Man Rs. 28; Woman Rs. 24
- B.
Man Rs. 30; Woman Rs. 26
- C.
Man Rs. 25; Woman Rs. 21
- D.
Man Rs. 32; Woman Rs. 28
Show answer & explanation
Correct answer: C
When a combined group is split into two sub-groups of sizes n1 and n2 with individual means x1 and x2, the weighted average of the whole group is (n1 x1 + n2 x2) / (n1 + n2).
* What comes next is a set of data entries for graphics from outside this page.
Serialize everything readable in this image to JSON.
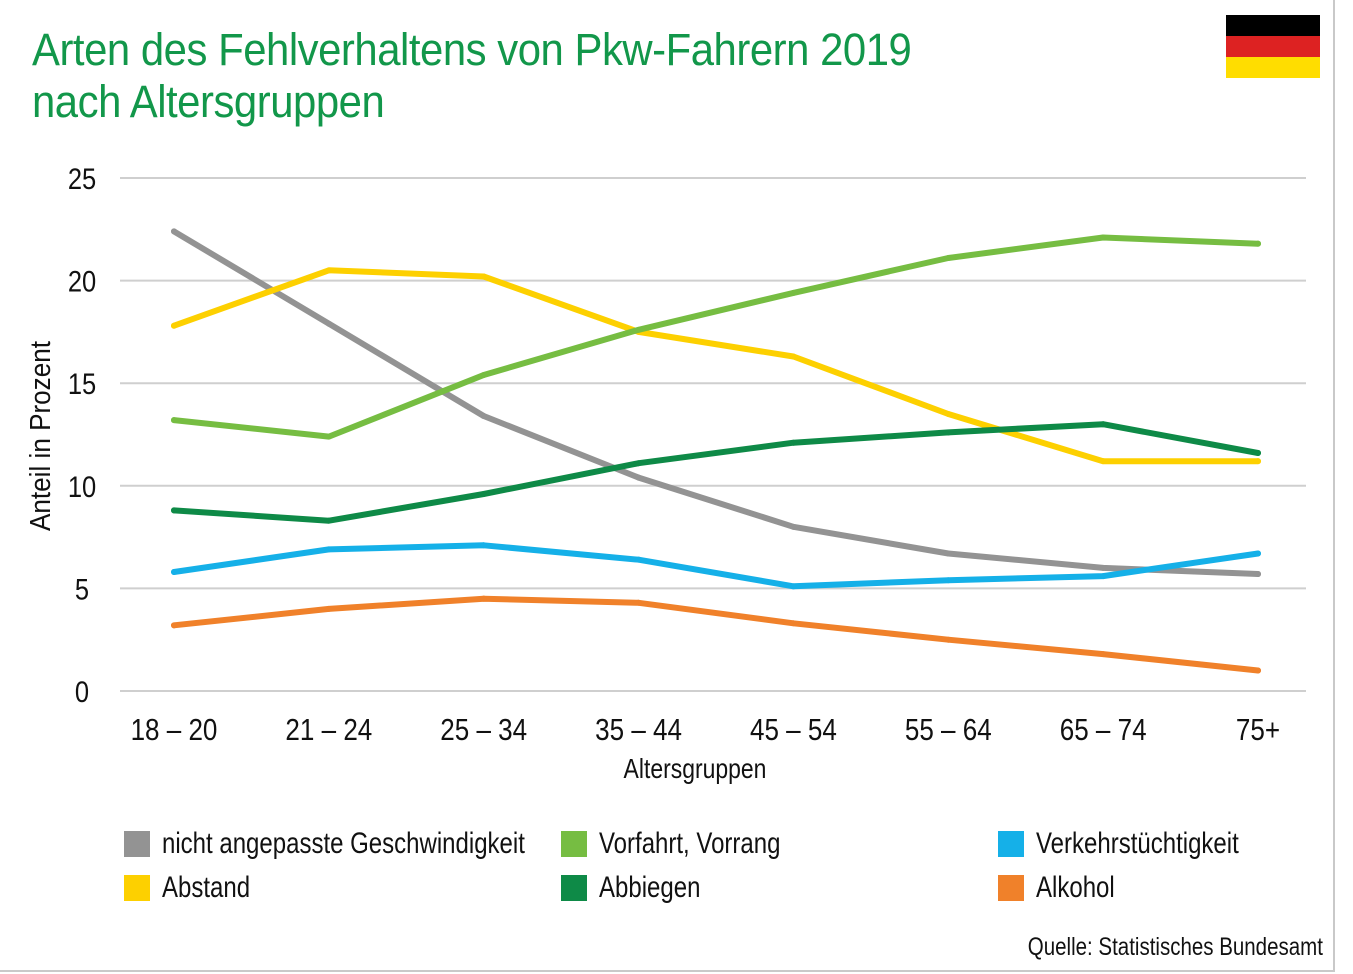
{
  "title_line1": "Arten des Fehlverhaltens von Pkw-Fahrern 2019",
  "title_line2": "nach Altersgruppen",
  "source": "Quelle: Statistisches Bundesamt",
  "flag": {
    "colors": [
      "#000000",
      "#dd2222",
      "#ffdd00"
    ]
  },
  "chart_data": {
    "type": "line",
    "title": "Arten des Fehlverhaltens von Pkw-Fahrern 2019 nach Altersgruppen",
    "xlabel": "Altersgruppen",
    "ylabel": "Anteil in Prozent",
    "ylim": [
      0,
      25
    ],
    "yticks": [
      0,
      5,
      10,
      15,
      20,
      25
    ],
    "grid": true,
    "categories": [
      "18 – 20",
      "21 – 24",
      "25 – 34",
      "35 – 44",
      "45 – 54",
      "55 – 64",
      "65 – 74",
      "75+"
    ],
    "series": [
      {
        "name": "nicht angepasste Geschwindigkeit",
        "color": "#939393",
        "values": [
          22.4,
          17.9,
          13.4,
          10.4,
          8.0,
          6.7,
          6.0,
          5.7
        ]
      },
      {
        "name": "Abstand",
        "color": "#fdd000",
        "values": [
          17.8,
          20.5,
          20.2,
          17.5,
          16.3,
          13.5,
          11.2,
          11.2
        ]
      },
      {
        "name": "Vorfahrt, Vorrang",
        "color": "#76bd42",
        "values": [
          13.2,
          12.4,
          15.4,
          17.6,
          19.4,
          21.1,
          22.1,
          21.8
        ]
      },
      {
        "name": "Abbiegen",
        "color": "#0e8a47",
        "values": [
          8.8,
          8.3,
          9.6,
          11.1,
          12.1,
          12.6,
          13.0,
          11.6
        ]
      },
      {
        "name": "Verkehrstüchtigkeit",
        "color": "#15b0e8",
        "values": [
          5.8,
          6.9,
          7.1,
          6.4,
          5.1,
          5.4,
          5.6,
          6.7
        ]
      },
      {
        "name": "Alkohol",
        "color": "#f0812a",
        "values": [
          3.2,
          4.0,
          4.5,
          4.3,
          3.3,
          2.5,
          1.8,
          1.0
        ]
      }
    ]
  }
}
When one mean is expressed as an offset of the other (here, a woman's wage is Rs. 4 less than a man's), that offset is substituted into the weighted-average equation to leave a single unknown.
Let the man's daily wage be M. Since a woman earns Rs. 4 less than a man, the woman's daily wage is (M - 4). There are 400 men and 600 women, so 1000 employees in total, and the overall average wage is Rs. 22.60.
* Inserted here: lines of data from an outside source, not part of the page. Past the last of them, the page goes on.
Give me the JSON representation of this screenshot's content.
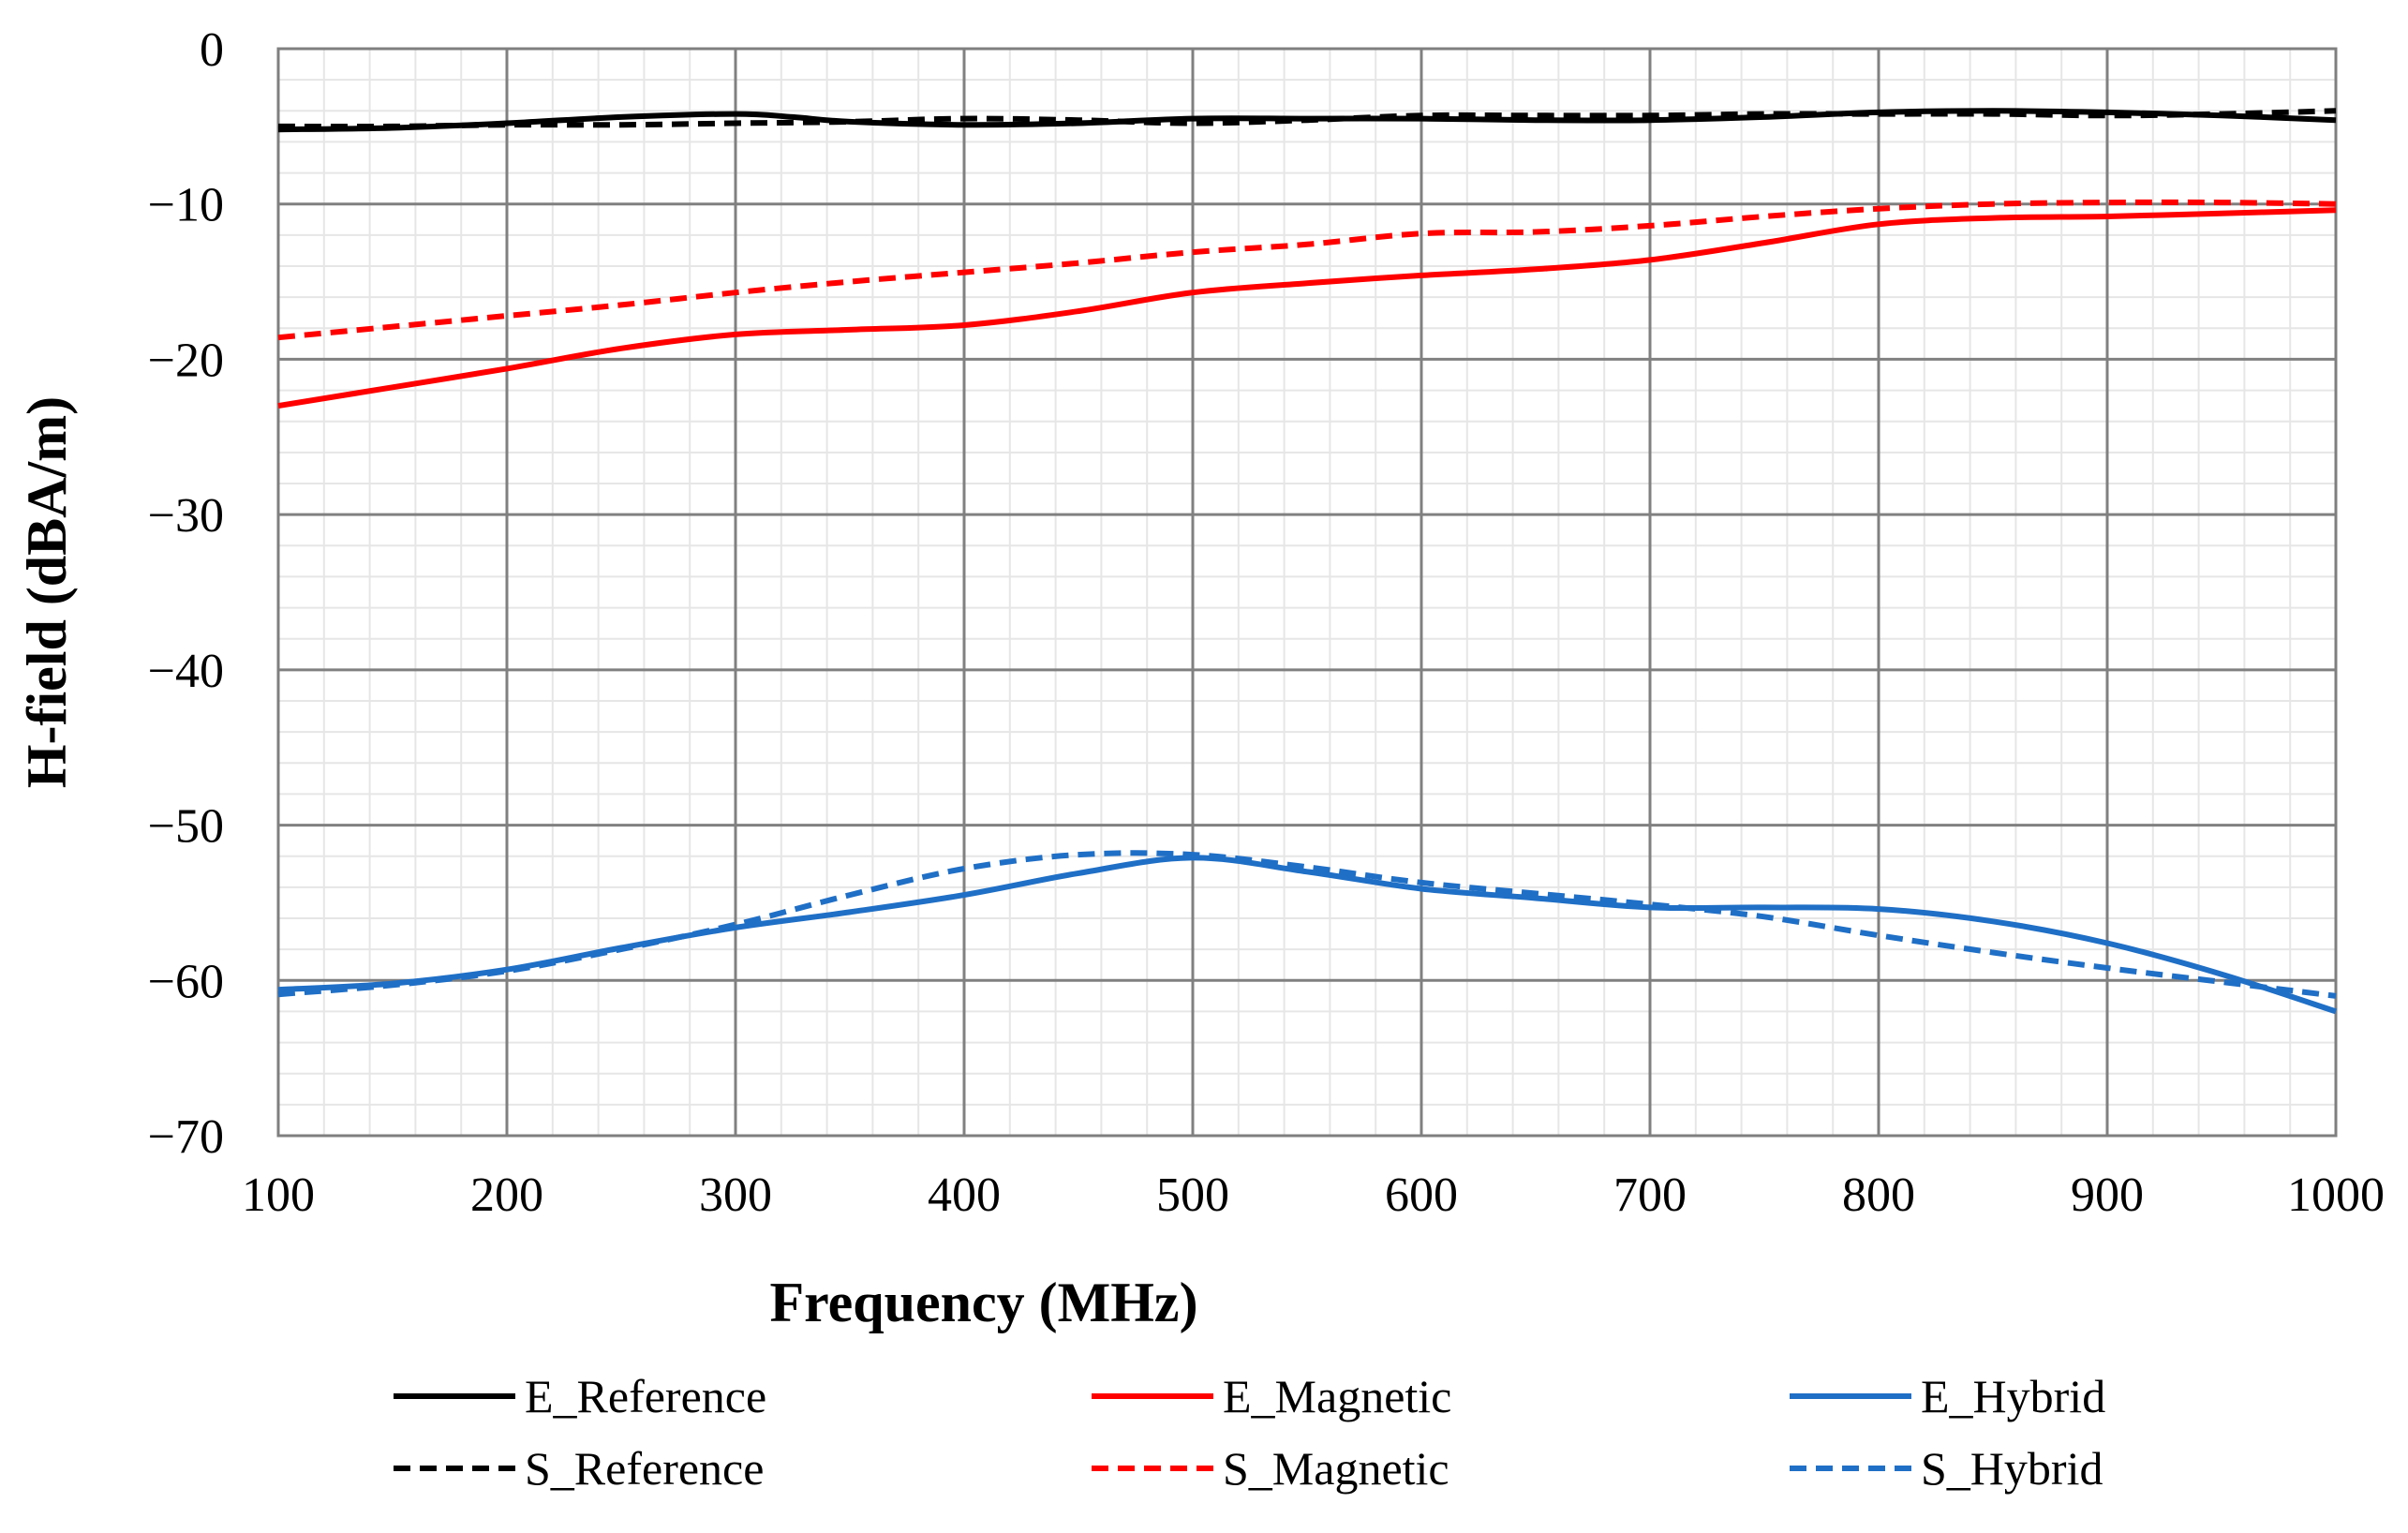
{
  "chart_data": {
    "type": "line",
    "title": "",
    "xlabel": "Frequency (MHz)",
    "ylabel": "H-field (dBA/m)",
    "xlim": [
      100,
      1000
    ],
    "ylim": [
      -70,
      0
    ],
    "xticks": [
      100,
      200,
      300,
      400,
      500,
      600,
      700,
      800,
      900,
      1000
    ],
    "yticks": [
      0,
      -10,
      -20,
      -30,
      -40,
      -50,
      -60,
      -70
    ],
    "xtick_labels": [
      "100",
      "200",
      "300",
      "400",
      "500",
      "600",
      "700",
      "800",
      "900",
      "1000"
    ],
    "ytick_labels": [
      "0",
      "−10",
      "−20",
      "−30",
      "−40",
      "−50",
      "−60",
      "−70"
    ],
    "grid": "major and minor",
    "legend_position": "bottom",
    "series": [
      {
        "name": "E_Reference",
        "color": "#000000",
        "dash": "solid",
        "points": [
          [
            100,
            -5.2
          ],
          [
            150,
            -5.1
          ],
          [
            200,
            -4.8
          ],
          [
            250,
            -4.4
          ],
          [
            300,
            -4.2
          ],
          [
            325,
            -4.4
          ],
          [
            350,
            -4.7
          ],
          [
            400,
            -4.9
          ],
          [
            450,
            -4.8
          ],
          [
            500,
            -4.5
          ],
          [
            550,
            -4.5
          ],
          [
            600,
            -4.5
          ],
          [
            650,
            -4.6
          ],
          [
            700,
            -4.6
          ],
          [
            750,
            -4.4
          ],
          [
            800,
            -4.1
          ],
          [
            850,
            -4.0
          ],
          [
            900,
            -4.1
          ],
          [
            950,
            -4.3
          ],
          [
            1000,
            -4.6
          ]
        ]
      },
      {
        "name": "S_Reference",
        "color": "#000000",
        "dash": "dashed",
        "points": [
          [
            100,
            -5.0
          ],
          [
            150,
            -5.0
          ],
          [
            200,
            -4.9
          ],
          [
            250,
            -4.9
          ],
          [
            300,
            -4.8
          ],
          [
            350,
            -4.7
          ],
          [
            400,
            -4.5
          ],
          [
            450,
            -4.6
          ],
          [
            500,
            -4.8
          ],
          [
            550,
            -4.6
          ],
          [
            600,
            -4.3
          ],
          [
            650,
            -4.3
          ],
          [
            700,
            -4.3
          ],
          [
            750,
            -4.2
          ],
          [
            800,
            -4.2
          ],
          [
            850,
            -4.2
          ],
          [
            900,
            -4.3
          ],
          [
            950,
            -4.2
          ],
          [
            1000,
            -4.0
          ]
        ]
      },
      {
        "name": "E_Magnetic",
        "color": "#ff0000",
        "dash": "solid",
        "points": [
          [
            100,
            -23.0
          ],
          [
            150,
            -21.8
          ],
          [
            200,
            -20.6
          ],
          [
            250,
            -19.3
          ],
          [
            300,
            -18.4
          ],
          [
            350,
            -18.1
          ],
          [
            400,
            -17.8
          ],
          [
            450,
            -16.9
          ],
          [
            500,
            -15.7
          ],
          [
            550,
            -15.1
          ],
          [
            600,
            -14.6
          ],
          [
            650,
            -14.2
          ],
          [
            700,
            -13.6
          ],
          [
            750,
            -12.5
          ],
          [
            800,
            -11.3
          ],
          [
            850,
            -10.9
          ],
          [
            900,
            -10.8
          ],
          [
            950,
            -10.6
          ],
          [
            1000,
            -10.4
          ]
        ]
      },
      {
        "name": "S_Magnetic",
        "color": "#ff0000",
        "dash": "dashed",
        "points": [
          [
            100,
            -18.6
          ],
          [
            150,
            -17.9
          ],
          [
            200,
            -17.2
          ],
          [
            250,
            -16.5
          ],
          [
            300,
            -15.7
          ],
          [
            350,
            -15.0
          ],
          [
            400,
            -14.4
          ],
          [
            450,
            -13.8
          ],
          [
            500,
            -13.1
          ],
          [
            550,
            -12.6
          ],
          [
            600,
            -11.9
          ],
          [
            650,
            -11.8
          ],
          [
            700,
            -11.4
          ],
          [
            750,
            -10.8
          ],
          [
            800,
            -10.3
          ],
          [
            850,
            -10.0
          ],
          [
            900,
            -9.9
          ],
          [
            950,
            -9.9
          ],
          [
            1000,
            -10.0
          ]
        ]
      },
      {
        "name": "E_Hybrid",
        "color": "#1f6fc6",
        "dash": "solid",
        "points": [
          [
            100,
            -60.6
          ],
          [
            150,
            -60.2
          ],
          [
            200,
            -59.3
          ],
          [
            250,
            -57.9
          ],
          [
            300,
            -56.6
          ],
          [
            350,
            -55.6
          ],
          [
            400,
            -54.5
          ],
          [
            450,
            -53.1
          ],
          [
            500,
            -52.1
          ],
          [
            550,
            -53.0
          ],
          [
            600,
            -54.1
          ],
          [
            650,
            -54.7
          ],
          [
            700,
            -55.3
          ],
          [
            750,
            -55.3
          ],
          [
            800,
            -55.4
          ],
          [
            850,
            -56.2
          ],
          [
            900,
            -57.6
          ],
          [
            950,
            -59.6
          ],
          [
            1000,
            -62.0
          ]
        ]
      },
      {
        "name": "S_Hybrid",
        "color": "#1f6fc6",
        "dash": "dashed",
        "points": [
          [
            100,
            -60.9
          ],
          [
            150,
            -60.3
          ],
          [
            200,
            -59.4
          ],
          [
            250,
            -58.0
          ],
          [
            300,
            -56.4
          ],
          [
            350,
            -54.5
          ],
          [
            400,
            -52.8
          ],
          [
            450,
            -51.9
          ],
          [
            500,
            -51.9
          ],
          [
            550,
            -52.7
          ],
          [
            600,
            -53.7
          ],
          [
            650,
            -54.4
          ],
          [
            700,
            -55.1
          ],
          [
            750,
            -55.9
          ],
          [
            800,
            -57.1
          ],
          [
            850,
            -58.2
          ],
          [
            900,
            -59.2
          ],
          [
            950,
            -60.1
          ],
          [
            1000,
            -61.0
          ]
        ]
      }
    ]
  }
}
Write the weighted-average equation: (400 × M + 600 × (M - 4)) / 1000 = 22.60
Multiply both sides by 1000: 400M + 600(M - 4) = 22600
Expand the bracket: 400M + 600M - 2400 = 22600
Combine like terms: 1000M - 2400 = 22600
Add 2400 to both sides: 1000M = 25000
Divide both sides by 1000: M = 25, so the woman's wage = M - 4 = 21
The man's daily wage is Rs. 25 and the woman's daily wage is Rs. 21.
Substituting back, (400 × 25 + 600 × 21) / 1000 = (10000 + 12600) / 1000 = 22600 / 1000 = Rs. 22.60, matching the given average, and 25 - 21 = 4, matching the given wage gap - both conditions are independently confirmed.